Why, oh, why does it have to hurt so bad? It gets harder and harder each time I see him. I want to grab hold of him and tell him that he has to stay...or that the only way he can go is if he takes me with him.

He just left here. I am watching him drive away as I type this. He came by to drop off another box for me to ship out for him. I told him that I will have the credit card slips for him later this afternoon. His response..."I will see you before I leave". It took all I had not to kick him. I wasnt doubting the fact that I would see him before he left until he said that. Now I am wondering if I will only see him once before he leaves.

So we talked for a little bit. After he leaves here, he is going to take care of is change of address stuff and then the gym. I dont even want to think about the change of address things. I dont want to picture him anywhere but here. I dont know why its come about that he is having this effect on me. I dont want to be feeling like this. I wish I had never got this close to him. I wish he had remained the friend of my friend. Being attached like this is sooooo incredibly painful.

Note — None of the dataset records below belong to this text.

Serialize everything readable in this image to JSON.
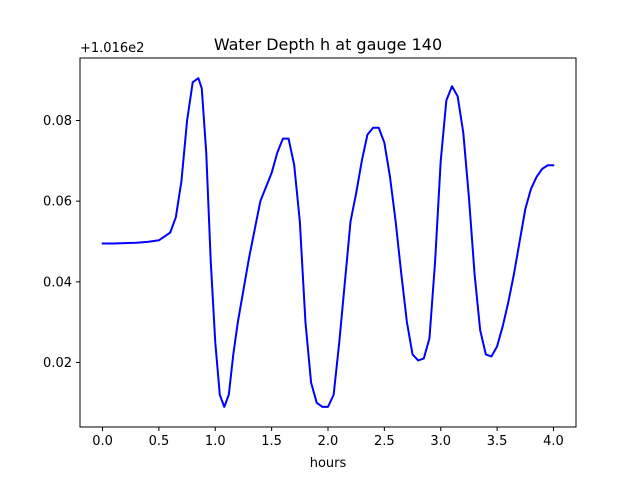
{
  "chart_data": {
    "type": "line",
    "title": "Water Depth h at gauge 140",
    "xlabel": "hours",
    "ylabel": "",
    "y_offset_label": "+1.016e2",
    "xlim": [
      -0.2,
      4.2
    ],
    "ylim": [
      0.004,
      0.0955
    ],
    "x_ticks": [
      0.0,
      0.5,
      1.0,
      1.5,
      2.0,
      2.5,
      3.0,
      3.5,
      4.0
    ],
    "x_tick_labels": [
      "0.0",
      "0.5",
      "1.0",
      "1.5",
      "2.0",
      "2.5",
      "3.0",
      "3.5",
      "4.0"
    ],
    "y_ticks": [
      0.02,
      0.04,
      0.06,
      0.08
    ],
    "y_tick_labels": [
      "0.02",
      "0.04",
      "0.06",
      "0.08"
    ],
    "grid": false,
    "series": [
      {
        "color": "#0000ff",
        "x": [
          0.0,
          0.1,
          0.2,
          0.3,
          0.4,
          0.5,
          0.6,
          0.65,
          0.7,
          0.75,
          0.8,
          0.85,
          0.88,
          0.92,
          0.96,
          1.0,
          1.04,
          1.08,
          1.12,
          1.16,
          1.2,
          1.3,
          1.4,
          1.5,
          1.55,
          1.6,
          1.65,
          1.7,
          1.75,
          1.8,
          1.85,
          1.9,
          1.95,
          2.0,
          2.05,
          2.1,
          2.15,
          2.2,
          2.25,
          2.3,
          2.35,
          2.4,
          2.45,
          2.5,
          2.55,
          2.6,
          2.65,
          2.7,
          2.75,
          2.8,
          2.85,
          2.9,
          2.95,
          3.0,
          3.05,
          3.1,
          3.15,
          3.2,
          3.25,
          3.3,
          3.35,
          3.4,
          3.45,
          3.5,
          3.55,
          3.6,
          3.65,
          3.7,
          3.75,
          3.8,
          3.85,
          3.9,
          3.95,
          4.0
        ],
        "y": [
          0.0495,
          0.0495,
          0.0496,
          0.0497,
          0.0499,
          0.0503,
          0.0522,
          0.056,
          0.065,
          0.08,
          0.0895,
          0.0905,
          0.088,
          0.072,
          0.045,
          0.025,
          0.012,
          0.009,
          0.012,
          0.022,
          0.03,
          0.046,
          0.06,
          0.067,
          0.072,
          0.0755,
          0.0755,
          0.069,
          0.055,
          0.03,
          0.015,
          0.01,
          0.009,
          0.009,
          0.012,
          0.025,
          0.04,
          0.055,
          0.062,
          0.07,
          0.0765,
          0.0782,
          0.0782,
          0.0745,
          0.066,
          0.055,
          0.042,
          0.03,
          0.022,
          0.0205,
          0.021,
          0.026,
          0.045,
          0.07,
          0.085,
          0.0885,
          0.086,
          0.077,
          0.061,
          0.042,
          0.028,
          0.022,
          0.0215,
          0.024,
          0.029,
          0.035,
          0.042,
          0.05,
          0.058,
          0.063,
          0.066,
          0.068,
          0.0689,
          0.0689
        ]
      }
    ]
  }
}
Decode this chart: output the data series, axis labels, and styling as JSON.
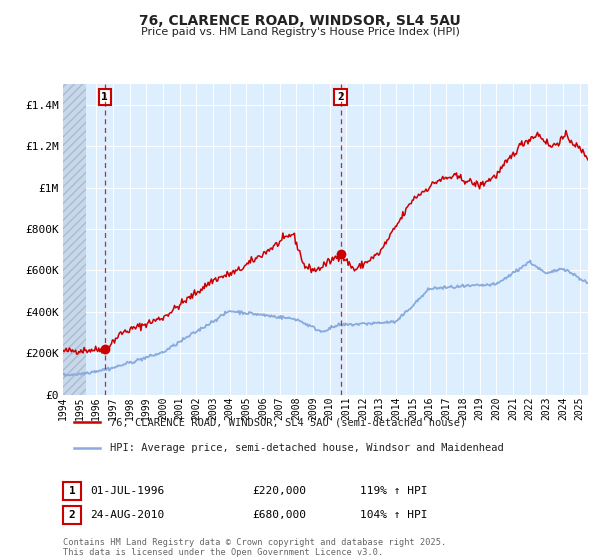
{
  "title": "76, CLARENCE ROAD, WINDSOR, SL4 5AU",
  "subtitle": "Price paid vs. HM Land Registry's House Price Index (HPI)",
  "ylim": [
    0,
    1500000
  ],
  "yticks": [
    0,
    200000,
    400000,
    600000,
    800000,
    1000000,
    1200000,
    1400000
  ],
  "ytick_labels": [
    "£0",
    "£200K",
    "£400K",
    "£600K",
    "£800K",
    "£1M",
    "£1.2M",
    "£1.4M"
  ],
  "background_color": "#ffffff",
  "plot_bg_color": "#ddeeff",
  "grid_color": "#ffffff",
  "red_line_color": "#cc0000",
  "blue_line_color": "#88aadd",
  "dot_color": "#cc0000",
  "sale1_year": 1996.5,
  "sale1_price": 220000,
  "sale1_label": "1",
  "sale1_date": "01-JUL-1996",
  "sale1_price_str": "£220,000",
  "sale1_hpi": "119% ↑ HPI",
  "sale2_year": 2010.65,
  "sale2_price": 680000,
  "sale2_label": "2",
  "sale2_date": "24-AUG-2010",
  "sale2_price_str": "£680,000",
  "sale2_hpi": "104% ↑ HPI",
  "legend_line1": "76, CLARENCE ROAD, WINDSOR, SL4 5AU (semi-detached house)",
  "legend_line2": "HPI: Average price, semi-detached house, Windsor and Maidenhead",
  "footer": "Contains HM Land Registry data © Crown copyright and database right 2025.\nThis data is licensed under the Open Government Licence v3.0.",
  "hatch_end_year": 1995.4,
  "xlim_start": 1994.0,
  "xlim_end": 2025.5
}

I want to tell him so badly how I feel and how much I care, yet I dont think I could bring myself to do it. I just know that if someone really cared about me, whether I was leaving or not, I would want to know...even if something couldnt come out of it. But I am too afraid to tell him. Everyone keeps telling me how I cant be mad at him for things when he doesnt really know how I feel. I dont know if that is a good or bad thing. I dont want him to think I am only telling him as a ploy to get him to stay. I wish he would stay, but I am not going to beg him to.

I care about him too much to see him give up his dreams even if he would stay...which he wont. He would never stay for me anyway. He doesnt even know how I feel about him. Maybe I should just keep it that way!